CRÍTICA
por
Julio Rodríguez
Chico
Saboreando la vida
Nos
encontramos ante una película excepcional. Lo es por su forma y
duración, con casi tres horas prácticamente en silencio, sin
diálogos ni música que no sea la gregoriana, sin efectos
especiales ni mundos oníricos, sin flash-backs que nos
lleven a un pasado traumático ni suspense que mantenga al
espectador en espera de un incierto final. Y resulta excepcional
también por su contenido, exclusivamente religioso y espiritual
en el interior de un monasterio cartujo, lógicamente sin atisbo
de aventura ni persecuciones, sin morbo ni asesinatos, sin
glamour y ni un solo beso. Y a pesar de todo, está siendo un
éxito de público allá donde se proyecta –la sala llena día tras
día, a la insólita hora de las cinco de la tarde, algo nunca
visto–, y de crítica, con galardones como el Premio al Mejor
Documental del Cine Europeo y del Cine Alemán, o el Gran Premio
del Jurado en el Festival de Sundance.
Cuenta su
director, el alemán Philip Gröning,
que siempre había querido conocer las raíces de su catolicismo y
mostrar el lado religioso que todos tenemos, y que por eso quiso
adentrarse en el monasterio cartujo del Grande Chartreuse, en
los Alpes franceses, para recoger la vida de sus monjes y el
sentido de su existencia. Que después de esperar dieciséis años,
obtuvo el permiso para rodar con la condición de no emplear luz
artificial ni luz adicional, y de no interferir en la vida
cotidiana del monasterio. Y que rodó más de ciento veinte horas
con una sola cámara digital, quedando profundamente edificado
por la sencillez de los monjes y su pureza de espíritu, por su
sincera felicidad y por la ausencia de miedos en su interior.
Quien asista
a esta peculiar cinta documental tendrá similar experiencia
religiosa, pues ante todo recoge la vida de oración de estos
ascetas que buscan la santidad a través de la renuncia de todo y
de la piedad. Sin embargo, quien no concilie con la fe cristiana
también se sentirá fascinado por la paz y sosiego que trasmiten
sus rostros, por su libertad interior y clarividencia de lo que
buscan en la vida, por su ejemplar humildad y sentido de lo
terreno. La película requiere en el potencial espectador una
particular actitud al asistir a su proyección: ir sin prisas y
estar dispuesto a la contemplación de realidades poco
habituales por su hondo sentido espiritual y de otras
desconocidas al adentrarnos en lugares vedados a la gente de la
calle.
Pero es que,
además, Gröning ha realizado un film muy “cartujo”, con un
ascetismo formal sólo comparable a la realidad mostrada:
abundancia de primeros planos y planos detalles, como queriendo
adentrarse en el misterio de estas vidas tan de otro mundo; uso
preferencial del plano fijo con un cámara situada muchas veces
en un rincón, con la discreción y sigilo del invitado que mira y
admira; lentos movimientos de cámara que intentan no perturbar
la paz del lugar sagrado; una fotografía apoyada en la luz
natural que genera fuertes claroscuros al más puro estilo de
Zurbarán, con momentos en que las tomas digitales optan por una
baja resolución y otros –por ejemplo al enfocar los rostros de
los monjes– en que recoge la imagen con la máxima nitidez; o una
extraordinaria importancia concedida a los sonidos, todos
diegéticos y extraídos del quehacer habitual de los inquilinos.

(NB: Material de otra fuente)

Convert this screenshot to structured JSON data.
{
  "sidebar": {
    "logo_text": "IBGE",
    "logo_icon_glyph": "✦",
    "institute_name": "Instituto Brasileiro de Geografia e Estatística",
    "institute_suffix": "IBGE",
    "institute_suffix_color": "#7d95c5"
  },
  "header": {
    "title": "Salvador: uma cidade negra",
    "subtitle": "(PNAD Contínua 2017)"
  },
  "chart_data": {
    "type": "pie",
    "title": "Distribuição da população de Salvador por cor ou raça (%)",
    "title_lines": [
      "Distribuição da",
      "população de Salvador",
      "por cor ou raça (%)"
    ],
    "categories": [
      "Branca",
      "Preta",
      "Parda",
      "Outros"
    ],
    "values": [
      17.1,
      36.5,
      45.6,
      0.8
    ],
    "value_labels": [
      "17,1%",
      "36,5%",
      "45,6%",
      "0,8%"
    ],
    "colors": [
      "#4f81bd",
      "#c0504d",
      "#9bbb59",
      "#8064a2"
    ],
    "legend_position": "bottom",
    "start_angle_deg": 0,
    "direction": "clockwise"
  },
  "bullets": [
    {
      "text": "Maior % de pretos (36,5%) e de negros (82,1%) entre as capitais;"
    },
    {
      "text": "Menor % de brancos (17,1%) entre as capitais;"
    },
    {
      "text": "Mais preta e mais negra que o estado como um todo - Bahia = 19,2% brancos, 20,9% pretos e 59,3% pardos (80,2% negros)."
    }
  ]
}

El último plano de la película es paradigmático acerca de la
esencialidad narrativa y desnudez formal conseguidas: la cámara
comienza recogiendo un cielo limpio y azul, para a continuación
introducir un fundido en negro en el que se ve una pequeña luz
al fondo que pronto se adivina como la vela que acompaña a Dios
en la Eucaristía, en lo que resulta una elocuente síntesis de la
vida del cartujo girando en torno a la presencia divina en los
cielos y en la tierra. Esta perfecta adecuación entre forma y
fondo es el mayor mérito del cineasta, que ha sabido trazar una
mirada –limpia y despojada de artificio– al interior del alma,
al modo en que lo hicieron Bresson, Dreyer, Bergman o Tarkovski.
No hay
actores porque quienes aparecen no representan a nadie ni nada,
sino que muestran su vida con una humildad que resulta
desarmante. Las escenas de su vida se suceden con
naturalidad y fluidez sólo interrumpidas por insertos de dos
tipos: unas veces son versículos del Evangelio o algún salmo que
sintetizan su vida de renuncia o su intimidad y abandono en
Dios; otras suponen auténticas presentaciones de los monjes a un
público que lleva tiempo observándoles, con primeros planos en
que nos miran con ojos llenos de sencillez y vacíos de temores.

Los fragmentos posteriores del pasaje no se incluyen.